A good ten minutes had gone by since Ringer had exited stage right, so I sat up in the bed, pressed the switch that lowered the safety rail, then climbed out onto the floor. Standing up didn’t take much effort anymore, but my body still echoed faintly to the memories of the past two weeks. I could have used somewhere quiet and unofficial for another week or so, but cutting myself loose from ties and tails had a higher priority.

Ringer, with the Council’s blessing, was sending me back to the training facilities on Tanderon as a cadet, a punishment none of them would have thought of if it hadn’t been for my new, young look. I’d also be traveling as a minor for as long as they got a kick out of it, supposedly waiting patiently to get back into their good graces, and that was one of the things that bothered me most. If they’d really thought I was guilty of what they were charging me with, they would have been within their rights to do anything they pleased, even if I was, in truth, innocent.

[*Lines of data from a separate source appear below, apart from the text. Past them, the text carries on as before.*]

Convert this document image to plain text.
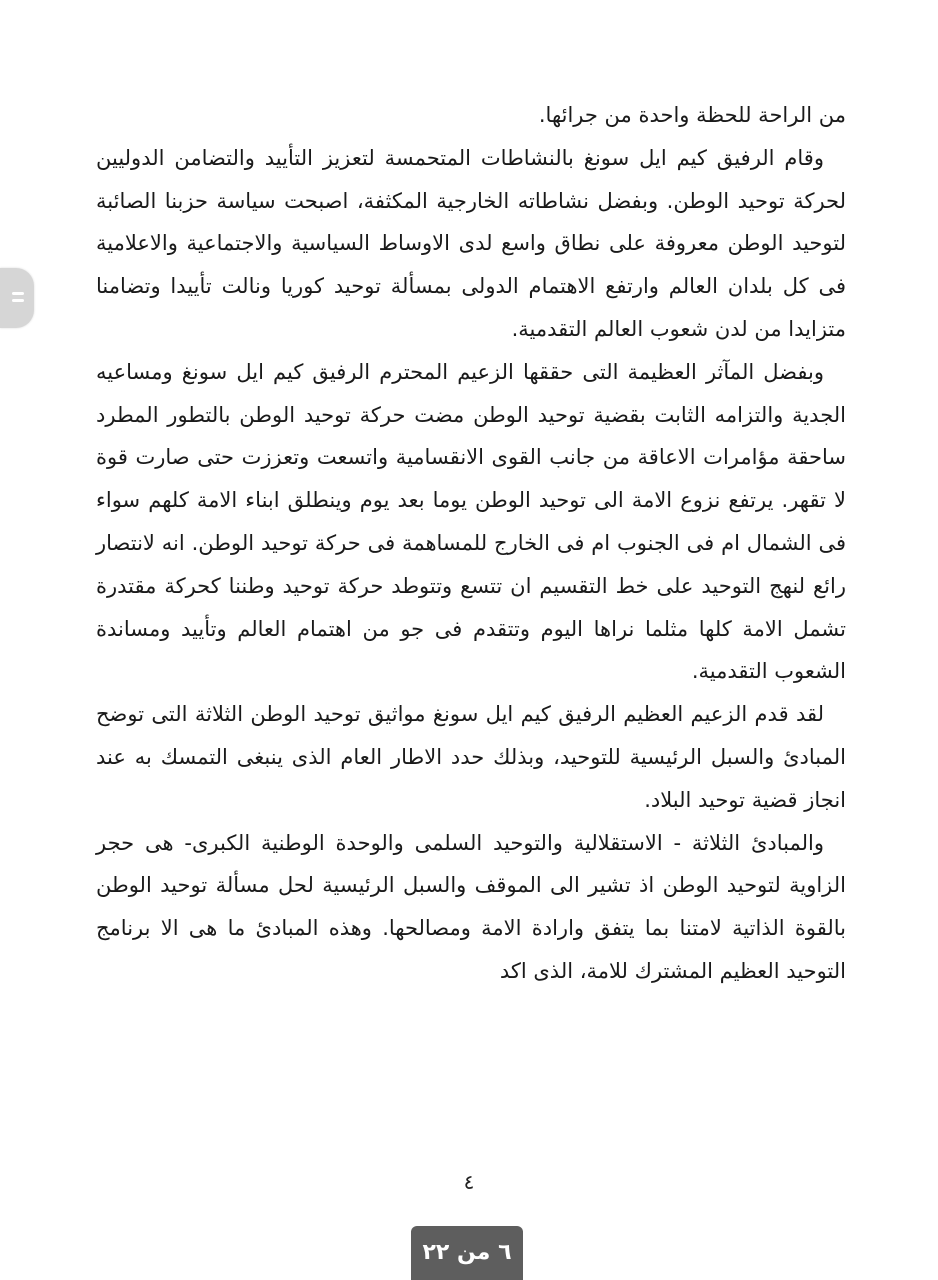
من الراحة للحظة واحدة من جرائها.

وقام الرفيق كيم ايل سونغ بالنشاطات المتحمسة لتعزيز التأييد والتضامن الدوليين لحركة توحيد الوطن. وبفضل نشاطاته الخارجية المكثفة، اصبحت سياسة حزبنا الصائبة لتوحيد الوطن معروفة على نطاق واسع لدى الاوساط السياسية والاجتماعية والاعلامية فى كل بلدان العالم وارتفع الاهتمام الدولى بمسألة توحيد كوريا ونالت تأييدا وتضامنا متزايدا من لدن شعوب العالم التقدمية.

وبفضل المآثر العظيمة التى حققها الزعيم المحترم الرفيق كيم ايل سونغ ومساعيه الجدية والتزامه الثابت بقضية توحيد الوطن مضت حركة توحيد الوطن بالتطور المطرد ساحقة مؤامرات الاعاقة من جانب القوى الانقسامية واتسعت وتعززت حتى صارت قوة لا تقهر. يرتفع نزوع الامة الى توحيد الوطن يوما بعد يوم وينطلق ابناء الامة كلهم سواء فى الشمال ام فى الجنوب ام فى الخارج للمساهمة فى حركة توحيد الوطن. انه لانتصار رائع لنهج التوحيد على خط التقسيم ان تتسع وتتوطد حركة توحيد وطننا كحركة مقتدرة تشمل الامة كلها مثلما نراها اليوم وتتقدم فى جو من اهتمام العالم وتأييد ومساندة الشعوب التقدمية.

لقد قدم الزعيم العظيم الرفيق كيم ايل سونغ مواثيق توحيد الوطن الثلاثة التى توضح المبادئ والسبل الرئيسية للتوحيد، وبذلك حدد الاطار العام الذى ينبغى التمسك به عند انجاز قضية توحيد البلاد.

والمبادئ الثلاثة - الاستقلالية والتوحيد السلمى والوحدة الوطنية الكبرى- هى حجر الزاوية لتوحيد الوطن اذ تشير الى الموقف والسبل الرئيسية لحل مسألة توحيد الوطن بالقوة الذاتية لامتنا بما يتفق وارادة الامة ومصالحها. وهذه المبادئ ما هى الا برنامج التوحيد العظيم المشترك للامة، الذى اكد

٤
٦ من ٢٢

What put a bad taste in my mouth was the fact that they knew I was innocent, but were jumping on me anyway. I’d worked for the Council a long time, and although I’d never asked for or expected their thanks, I should have been entitled to more than a fast shuffle.

I crouched down beside the bed in an effort to get some of the stiffness out of my leg muscles, at the same time thinking about the second point that bothered me in that mess. Val, my brand-new partner, the one I’d had such high hopes for, was more than not working out in a simple way. It was bad enough that he refused to take my orders and spent most of his time trying to protect me. What was infinitely worse was the conviction I had that he was after something, a something that amounted to more than the casual bed-sharing we’d been engaged in for the past couple of months.

At first, I’d been sure that he understood there couldn’t be more with a Special Agent, not with the string of question marks my life expectancy was composed of.

The problem was, that stubborn streak in him tended to ignore what it didn’t want to see. Somehow, during the two months traveling time we’d spent alone together coming back to Federation space, he’d gotten to me. I was … used to being held in his arms, his lips warm and alive on mine, his body giving me more than I’d ever before had from a man…

To me, of course, it was nothing beyond that, nothing but pleasant, casual sex, but Val seemed to be trying to read something more into it. I had to show him he was wrong as fast as I could, and one way of doing that was separating myself from his company. By the time I got back again from the Confederacy outpost where I would be changed back to normal, both he and the Council should have forgotten all about the axes they’d been grinding.

I stood straight again and pulled off the hospital gown, tossed it onto the bed, then lifted the mattress and retrieved the nurse’s uniform I’d liberated during the last

“night” shift. If Ringer had signed me out I wouldn’t have needed the uniform, but it never hurts to be prepared.

The uniform was slightly too big on me, but as far as potential witnesses are concerned, that’s better than having it be too small. After the uniform was closed and belted, I got my makeup kit, carried it over to the table and chairs arrangement across from the bed, then got down to the important part of the disguise.